Kage Baker's In The Garden of Iden was, I was assured, a science fiction novel that was imaginative and well written. I heard this from a fellow bibilophile who was shopping at Finally Found Books final sale last year. Having not read Kage Baker for a long time, I was intrigued. The book was published the year I got married, 1997, and the paperback copy I snagged was in rough shape, but not unreadable. I gather that this series has at least 10 books in it, which was a delightful surprise. Here's the blurb:
This is the first novel in what has become one of the most popular
series in contemporary SF, now back in print from Tor.
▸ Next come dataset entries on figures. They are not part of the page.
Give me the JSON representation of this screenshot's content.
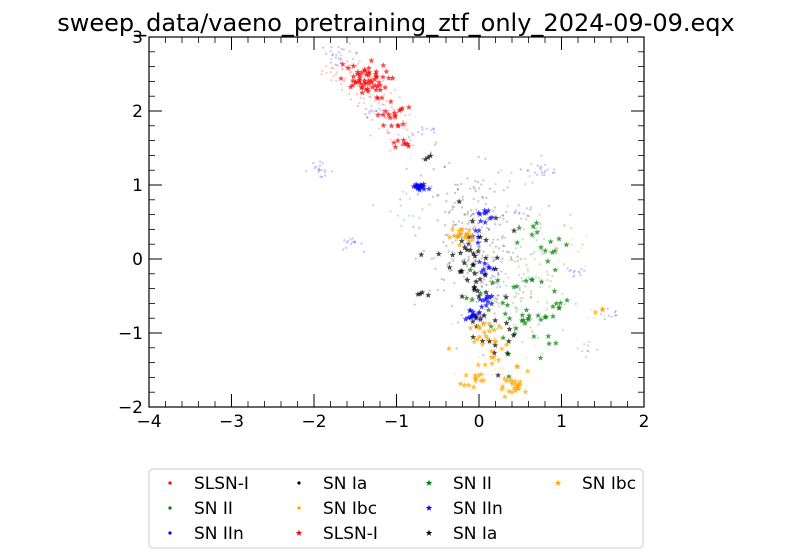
{
  "chart_data": {
    "type": "scatter",
    "title": "sweep_data/vaeno_pretraining_ztf_only_2024-09-09.eqx",
    "xlabel": "",
    "ylabel": "",
    "xlim": [
      -4,
      2
    ],
    "ylim": [
      -2,
      3
    ],
    "x_ticks": [
      -4,
      -3,
      -2,
      -1,
      0,
      1,
      2
    ],
    "y_ticks": [
      -2,
      -1,
      0,
      1,
      2,
      3
    ],
    "x_tick_labels": [
      "−4",
      "−3",
      "−2",
      "−1",
      "0",
      "1",
      "2"
    ],
    "y_tick_labels": [
      "−2",
      "−1",
      "0",
      "1",
      "2",
      "3"
    ],
    "legend_position": "below plot",
    "legend_columns": 4,
    "series": [
      {
        "name": "SLSN-I",
        "marker": "dot",
        "color": "#ff0000",
        "faint": true,
        "clusters": [
          {
            "cx": -1.62,
            "cy": 2.55,
            "sx": 0.14,
            "sy": 0.1,
            "n": 40
          },
          {
            "cx": -1.3,
            "cy": 2.25,
            "sx": 0.16,
            "sy": 0.12,
            "n": 40
          },
          {
            "cx": -1.05,
            "cy": 1.85,
            "sx": 0.14,
            "sy": 0.12,
            "n": 30
          },
          {
            "cx": -0.95,
            "cy": 1.55,
            "sx": 0.08,
            "sy": 0.06,
            "n": 12
          }
        ]
      },
      {
        "name": "SN II",
        "marker": "dot",
        "color": "#008000",
        "faint": true,
        "clusters": [
          {
            "cx": 0.5,
            "cy": -0.45,
            "sx": 0.3,
            "sy": 0.4,
            "n": 90
          },
          {
            "cx": 0.7,
            "cy": 0.25,
            "sx": 0.2,
            "sy": 0.2,
            "n": 30
          },
          {
            "cx": -0.85,
            "cy": 0.7,
            "sx": 0.15,
            "sy": 0.12,
            "n": 14
          },
          {
            "cx": 0.5,
            "cy": 1.05,
            "sx": 0.15,
            "sy": 0.1,
            "n": 10
          },
          {
            "cx": 1.3,
            "cy": -1.2,
            "sx": 0.1,
            "sy": 0.1,
            "n": 8
          }
        ]
      },
      {
        "name": "SN IIn",
        "marker": "dot",
        "color": "#0000ff",
        "faint": true,
        "clusters": [
          {
            "cx": -1.68,
            "cy": 2.78,
            "sx": 0.12,
            "sy": 0.06,
            "n": 22
          },
          {
            "cx": -1.95,
            "cy": 1.2,
            "sx": 0.09,
            "sy": 0.05,
            "n": 18
          },
          {
            "cx": -1.55,
            "cy": 0.2,
            "sx": 0.07,
            "sy": 0.04,
            "n": 14
          },
          {
            "cx": -0.65,
            "cy": 1.72,
            "sx": 0.1,
            "sy": 0.04,
            "n": 12
          },
          {
            "cx": -1.3,
            "cy": 2.0,
            "sx": 0.12,
            "sy": 0.08,
            "n": 16
          },
          {
            "cx": 0.8,
            "cy": 1.2,
            "sx": 0.1,
            "sy": 0.06,
            "n": 18
          },
          {
            "cx": 0.5,
            "cy": 0.62,
            "sx": 0.08,
            "sy": 0.05,
            "n": 12
          },
          {
            "cx": 1.15,
            "cy": -0.2,
            "sx": 0.08,
            "sy": 0.05,
            "n": 12
          },
          {
            "cx": 1.6,
            "cy": -0.75,
            "sx": 0.08,
            "sy": 0.04,
            "n": 10
          },
          {
            "cx": 0.1,
            "cy": -0.1,
            "sx": 0.15,
            "sy": 0.25,
            "n": 20
          }
        ]
      },
      {
        "name": "SN Ia",
        "marker": "dot",
        "color": "#000000",
        "faint": true,
        "clusters": [
          {
            "cx": -0.1,
            "cy": 0.4,
            "sx": 0.3,
            "sy": 0.4,
            "n": 170
          },
          {
            "cx": 0.1,
            "cy": -0.3,
            "sx": 0.25,
            "sy": 0.35,
            "n": 70
          },
          {
            "cx": -0.5,
            "cy": 1.2,
            "sx": 0.2,
            "sy": 0.2,
            "n": 10
          }
        ]
      },
      {
        "name": "SN Ibc",
        "marker": "dot",
        "color": "#ffa500",
        "faint": true,
        "clusters": [
          {
            "cx": 0.9,
            "cy": 0.1,
            "sx": 0.25,
            "sy": 0.2,
            "n": 20
          },
          {
            "cx": 0.2,
            "cy": -1.2,
            "sx": 0.2,
            "sy": 0.3,
            "n": 30
          },
          {
            "cx": 1.4,
            "cy": -0.75,
            "sx": 0.08,
            "sy": 0.05,
            "n": 6
          }
        ]
      },
      {
        "name": "SLSN-I",
        "marker": "star",
        "color": "#ff0000",
        "faint": false,
        "clusters": [
          {
            "cx": -1.4,
            "cy": 2.4,
            "sx": 0.15,
            "sy": 0.12,
            "n": 60
          },
          {
            "cx": -1.05,
            "cy": 1.95,
            "sx": 0.09,
            "sy": 0.1,
            "n": 18
          },
          {
            "cx": -0.95,
            "cy": 1.55,
            "sx": 0.05,
            "sy": 0.04,
            "n": 8
          }
        ]
      },
      {
        "name": "SN II",
        "marker": "star",
        "color": "#008000",
        "faint": false,
        "clusters": [
          {
            "cx": 0.5,
            "cy": -0.7,
            "sx": 0.3,
            "sy": 0.4,
            "n": 45
          },
          {
            "cx": 0.8,
            "cy": 0.2,
            "sx": 0.15,
            "sy": 0.15,
            "n": 12
          },
          {
            "cx": 1.0,
            "cy": -0.65,
            "sx": 0.08,
            "sy": 0.05,
            "n": 6
          }
        ]
      },
      {
        "name": "SN IIn",
        "marker": "star",
        "color": "#0000ff",
        "faint": false,
        "clusters": [
          {
            "cx": -0.72,
            "cy": 0.97,
            "sx": 0.05,
            "sy": 0.025,
            "n": 22
          },
          {
            "cx": -0.05,
            "cy": -0.75,
            "sx": 0.05,
            "sy": 0.05,
            "n": 18
          },
          {
            "cx": 0.05,
            "cy": 0.6,
            "sx": 0.05,
            "sy": 0.04,
            "n": 10
          },
          {
            "cx": 0.1,
            "cy": -0.55,
            "sx": 0.05,
            "sy": 0.05,
            "n": 10
          },
          {
            "cx": 0.1,
            "cy": -0.1,
            "sx": 0.05,
            "sy": 0.05,
            "n": 8
          },
          {
            "cx": -0.05,
            "cy": 0.3,
            "sx": 0.05,
            "sy": 0.05,
            "n": 6
          }
        ]
      },
      {
        "name": "SN Ia",
        "marker": "star",
        "color": "#000000",
        "faint": false,
        "clusters": [
          {
            "cx": -0.1,
            "cy": -0.1,
            "sx": 0.2,
            "sy": 0.4,
            "n": 45
          },
          {
            "cx": 0.3,
            "cy": -1.1,
            "sx": 0.15,
            "sy": 0.15,
            "n": 12
          },
          {
            "cx": -0.7,
            "cy": -0.5,
            "sx": 0.05,
            "sy": 0.03,
            "n": 4
          },
          {
            "cx": -0.65,
            "cy": 1.4,
            "sx": 0.05,
            "sy": 0.05,
            "n": 3
          }
        ]
      },
      {
        "name": "SN Ibc",
        "marker": "star",
        "color": "#ffa500",
        "faint": false,
        "clusters": [
          {
            "cx": -0.2,
            "cy": 0.32,
            "sx": 0.07,
            "sy": 0.05,
            "n": 22
          },
          {
            "cx": 0.45,
            "cy": -1.72,
            "sx": 0.1,
            "sy": 0.05,
            "n": 20
          },
          {
            "cx": 0.2,
            "cy": -1.25,
            "sx": 0.15,
            "sy": 0.25,
            "n": 25
          },
          {
            "cx": -0.05,
            "cy": -1.62,
            "sx": 0.06,
            "sy": 0.05,
            "n": 12
          },
          {
            "cx": 0.05,
            "cy": -0.95,
            "sx": 0.12,
            "sy": 0.08,
            "n": 10
          },
          {
            "cx": 1.45,
            "cy": -0.72,
            "sx": 0.04,
            "sy": 0.03,
            "n": 3
          }
        ]
      }
    ]
  }
}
In the 24th
century, the Company preserves works of art and extinct forms of life
(for profit of course). It recruits orphans from the past, renders them
all but immortal, and trains them to serve the Company, Dr. Zeus. One of
these is Mendoza the botanist. She is sent to Elizabethan England to
collect samples from the garden of Sir Walter Iden. But while there,
she meets Nicholas Harpole, with whom she falls in love. And that love
sounds great bells of change that will echo down the centuries, and
through the succeeding novels of The Company.
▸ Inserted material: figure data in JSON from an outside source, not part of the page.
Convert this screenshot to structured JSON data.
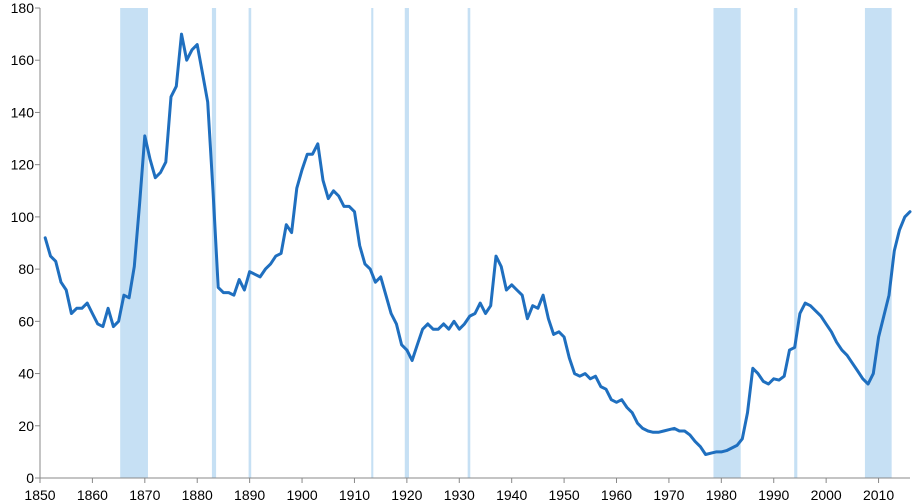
{
  "chart_data": {
    "type": "line",
    "title": "",
    "xlabel": "",
    "ylabel": "",
    "xlim": [
      1850,
      2016
    ],
    "ylim": [
      0,
      180
    ],
    "xticks": [
      1850,
      1860,
      1870,
      1880,
      1890,
      1900,
      1910,
      1920,
      1930,
      1940,
      1950,
      1960,
      1970,
      1980,
      1990,
      2000,
      2010
    ],
    "yticks": [
      0,
      20,
      40,
      60,
      80,
      100,
      120,
      140,
      160,
      180
    ],
    "grid": false,
    "legend": "none",
    "colors": {
      "line": "#1f6fbf",
      "shade": "#c6e0f4",
      "axis": "#888888"
    },
    "shaded_periods": [
      [
        1865.3,
        1870.6
      ],
      [
        1882.8,
        1883.6
      ],
      [
        1889.8,
        1890.3
      ],
      [
        1913.2,
        1913.6
      ],
      [
        1919.6,
        1920.4
      ],
      [
        1931.6,
        1932.1
      ],
      [
        1978.5,
        1983.7
      ],
      [
        1993.9,
        1994.5
      ],
      [
        2007.4,
        2012.5
      ]
    ],
    "series": [
      {
        "x": [
          1851,
          1852,
          1853,
          1854,
          1855,
          1856,
          1857,
          1858,
          1859,
          1860,
          1861,
          1862,
          1863,
          1864,
          1865,
          1866,
          1867,
          1868,
          1869,
          1870,
          1871,
          1872,
          1873,
          1874,
          1875,
          1876,
          1877,
          1878,
          1879,
          1880,
          1881,
          1882,
          1883,
          1884,
          1885,
          1886,
          1887,
          1888,
          1889,
          1890,
          1891,
          1892,
          1893,
          1894,
          1895,
          1896,
          1897,
          1898,
          1899,
          1900,
          1901,
          1902,
          1903,
          1904,
          1905,
          1906,
          1907,
          1908,
          1909,
          1910,
          1911,
          1912,
          1913,
          1914,
          1915,
          1916,
          1917,
          1918,
          1919,
          1920,
          1921,
          1922,
          1923,
          1924,
          1925,
          1926,
          1927,
          1928,
          1929,
          1930,
          1931,
          1932,
          1933,
          1934,
          1935,
          1936,
          1937,
          1938,
          1939,
          1940,
          1941,
          1942,
          1943,
          1944,
          1945,
          1946,
          1947,
          1948,
          1949,
          1950,
          1951,
          1952,
          1953,
          1954,
          1955,
          1956,
          1957,
          1958,
          1959,
          1960,
          1961,
          1962,
          1963,
          1964,
          1965,
          1966,
          1967,
          1968,
          1969,
          1970,
          1971,
          1972,
          1973,
          1974,
          1975,
          1976,
          1977,
          1978,
          1979,
          1980,
          1981,
          1982,
          1983,
          1984,
          1985,
          1986,
          1987,
          1988,
          1989,
          1990,
          1991,
          1992,
          1993,
          1994,
          1995,
          1996,
          1997,
          1998,
          1999,
          2000,
          2001,
          2002,
          2003,
          2004,
          2005,
          2006,
          2007,
          2008,
          2009,
          2010,
          2011,
          2012,
          2013,
          2014,
          2015,
          2016
        ],
        "y": [
          92,
          85,
          83,
          75,
          72,
          63,
          65,
          65,
          67,
          63,
          59,
          58,
          65,
          58,
          60,
          70,
          69,
          81,
          105,
          131,
          122,
          115,
          117,
          121,
          146,
          150,
          170,
          160,
          164,
          166,
          155,
          144,
          110,
          73,
          71,
          71,
          70,
          76,
          72,
          79,
          78,
          77,
          80,
          82,
          85,
          86,
          97,
          94,
          111,
          118,
          124,
          124,
          128,
          114,
          107,
          110,
          108,
          104,
          104,
          102,
          89,
          82,
          80,
          75,
          77,
          70,
          63,
          59,
          51,
          49,
          45,
          51,
          57,
          59,
          57,
          57,
          59,
          57,
          60,
          57,
          59,
          62,
          63,
          67,
          63,
          66,
          85,
          81,
          72,
          74,
          72,
          70,
          61,
          66,
          65,
          70,
          61,
          55,
          56,
          54,
          46,
          40,
          39,
          40,
          38,
          39,
          35,
          34,
          30,
          29,
          30,
          27,
          25,
          21,
          19,
          18,
          17.5,
          17.5,
          18,
          18.5,
          19,
          18,
          18,
          16.5,
          14,
          12,
          9,
          9.5,
          10,
          10,
          10.5,
          11.5,
          12.5,
          15,
          25,
          42,
          40,
          37,
          36,
          38,
          37.5,
          39,
          49,
          50,
          63,
          67,
          66,
          64,
          62,
          59,
          56,
          52,
          49,
          47,
          44,
          41,
          38,
          36,
          40,
          54,
          62,
          70,
          87,
          95,
          100,
          102
        ]
      }
    ]
  }
}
Riveting reading for fans of history, of course, but also of interest to those who wonder what it would be like to be an immortal traveling incognito, so as not to get burned as a witch or tortured by the Spanish Inquisition (and if you are like me, you just heard Michael Palin of Monty Python fame shout, "No one expects the Spanish Inquisition!") Mendoza is a child of Spain, an impoverished street urchin who would have died had she not been snatched up by Joseph, or Doctor Ruiz as he's known in the Elizabethan era. Joseph takes Mendoza and other children who show promise out of their time period and puts them in a school/hospital, where they are surgically turned into immortal cyborgs, who still have flesh and bone, but with the help of cybernetic implants, can move through time (the past only) and save plants, animals and works of art or writing that would have been lost to humanity. Unfortunately, Mendoza is a 16 year old and this is her first mission, so it seems inevitable that she makes the mistake of falling in love with a religious zealot on the wrong side of the religious reformation of Bloody Mary Tudor. Things go sideways, inevitably, and Nicholas is burned at the stake, while Mendoza and her group have to flee for their lives. Though the prose was workman like, the picture that Kage builds of the lives of regular people during the 16th century is fascinating. The sounds and smells and ignorant attitudes of what the time travelers refer to as "the monkeys" or non immortals, is absolutely fascinating, a peek into the past. Mendoza comes off as a stereotypical hysterical teenage girl, however, and while that is understandable, it is somewhat pathetic in light of her immortality. She's going to have to get used to watching humans die in the past. The fact that she nearly screws up the mission her first time out doesn't bode well for the rest of the series. Still, I am hoping to get a few more of Bakers SF/Historical novels and finding out what happens to Mendoza on her other forays into the past. A well-earned B+, with a recommendation to those who enjoy paranormal history novels.